Cette liste très écourtée des découvertes renouvelée des Grecs serait bien incomplète si nous ne signalions la trouvaille la plus importante que M. Littré ait faite au milieu des œuvres d’Hippocrate. C’est celle des fièvres rémittentes ou pseudo-continues de Grèce, dont parlent à chaque instant les auteurs hippocratiques et que les commentateurs du centre de l’Europe avaient complètement méconnues. M. Littré lui-même, dans son article Fièvre typhoïde du Dictionnaire en trente volumes, avait considéré ces fièvres comme des fièvres typhoïdes. Mais depuis ce temps nos soldats avaient été en Morée (1828). Là, nos officiers de santé militaires se virent aux prises avec un ennemi absolument nouveau ; les uns le regardèrent comme étant la fièvre typhoïde, les autres comme une entérite grave, d’autres enfin, ne regardant guère, se contentèrent de saigner à blanc, selon la méthode de Broussais. Quelques années plus tard, ces mêmes médecins passèrent en Afrique et ils se retrouvèrent en face du même ennemi ; ils saignèrent de plus en plus, et les malades moururent presque tous.

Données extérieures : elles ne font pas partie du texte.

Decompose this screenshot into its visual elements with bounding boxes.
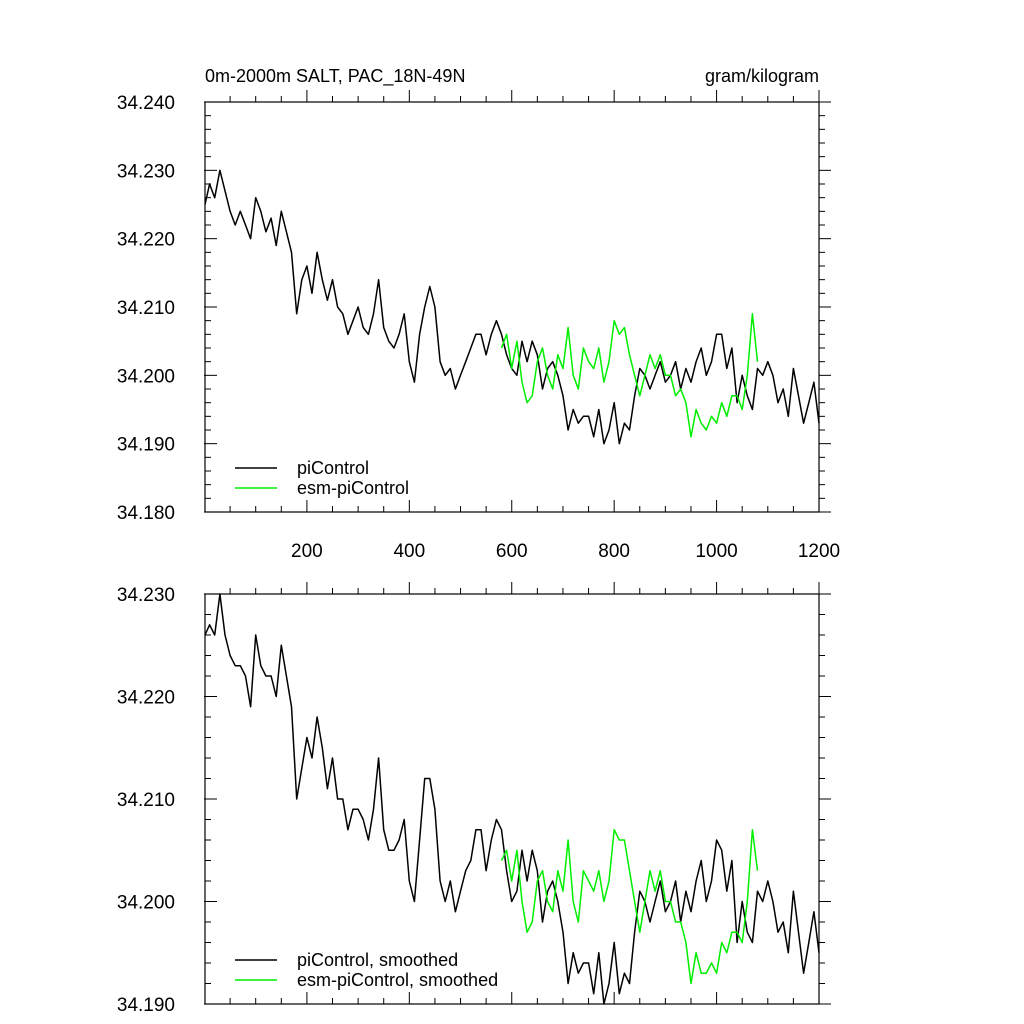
bottom-panel-axes: 34.190 34.200 34.210 34.220 34.230 (117, 582, 831, 1016)
bottom-panel-series (204, 593, 820, 1005)
x-tick-label: 800 (598, 541, 630, 562)
x-tick-label: 400 (393, 541, 425, 562)
top-panel-units: gram/kilogram (705, 66, 819, 86)
top-panel-title: 0m-2000m SALT, PAC_18N-49N (205, 66, 465, 87)
y-tick-label: 34.200 (117, 893, 175, 914)
legend-label: esm-piControl, smoothed (297, 970, 498, 990)
y-tick-label: 34.200 (117, 366, 175, 387)
series-line-picontrol (204, 593, 820, 1005)
y-tick-label: 34.210 (117, 790, 175, 811)
y-tick-label: 34.220 (117, 230, 175, 251)
legend-label: esm-piControl (297, 478, 409, 498)
x-tick-label: 1200 (798, 541, 840, 562)
y-tick-label: 34.230 (117, 585, 175, 606)
y-tick-label: 34.180 (117, 503, 175, 524)
top-panel: 0m-2000m SALT, PAC_18N-49N gram/kilogram… (117, 66, 840, 562)
series-line-esm-picontrol (500, 313, 759, 438)
x-tick-label: 1000 (695, 541, 737, 562)
legend-label: piControl (297, 458, 369, 478)
x-tick-label: 600 (496, 541, 528, 562)
y-tick-label: 34.190 (117, 995, 175, 1016)
y-tick-label: 34.230 (117, 161, 175, 182)
bottom-panel: 34.190 34.200 34.210 34.220 34.230 piControl… (117, 582, 831, 1016)
y-tick-label: 34.190 (117, 435, 175, 456)
top-panel-series (204, 169, 820, 445)
y-tick-label: 34.220 (117, 688, 175, 709)
top-panel-axes: 34.180 34.190 34.200 34.210 34.220 34.230 34.2… (117, 90, 840, 562)
x-tick-label: 200 (291, 541, 323, 562)
series-line-esm-picontrol (500, 828, 759, 985)
y-tick-label: 34.240 (117, 93, 175, 114)
series-line-picontrol (204, 169, 820, 445)
y-tick-label: 34.210 (117, 298, 175, 319)
legend-label: piControl, smoothed (297, 950, 458, 970)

Il faut arriver en 1836 pour rencontrer un médecin modeste, mais observateur éclairé et convaincu, M. Maillot, qui osa renverser toutes ces idées erronées et appeler les fièvres d’Afrique irritations cérébro-spinales intermittentes[2]. M. Littré lut ce mémoire, et ce fut une révélation pour lui. Il comprit que la pathologie d’Hippocrate n’était pas la pathologie d’un Parisien, d’un Londonien ou d’un Viennois,

  1. Traduction Meaux Saint-Marc, 2e édition, 1880.
  2. Traité des fièvres ou irritations cérébro-spinales intermittentes d’après des observations recueillies en Corse et en Afrique.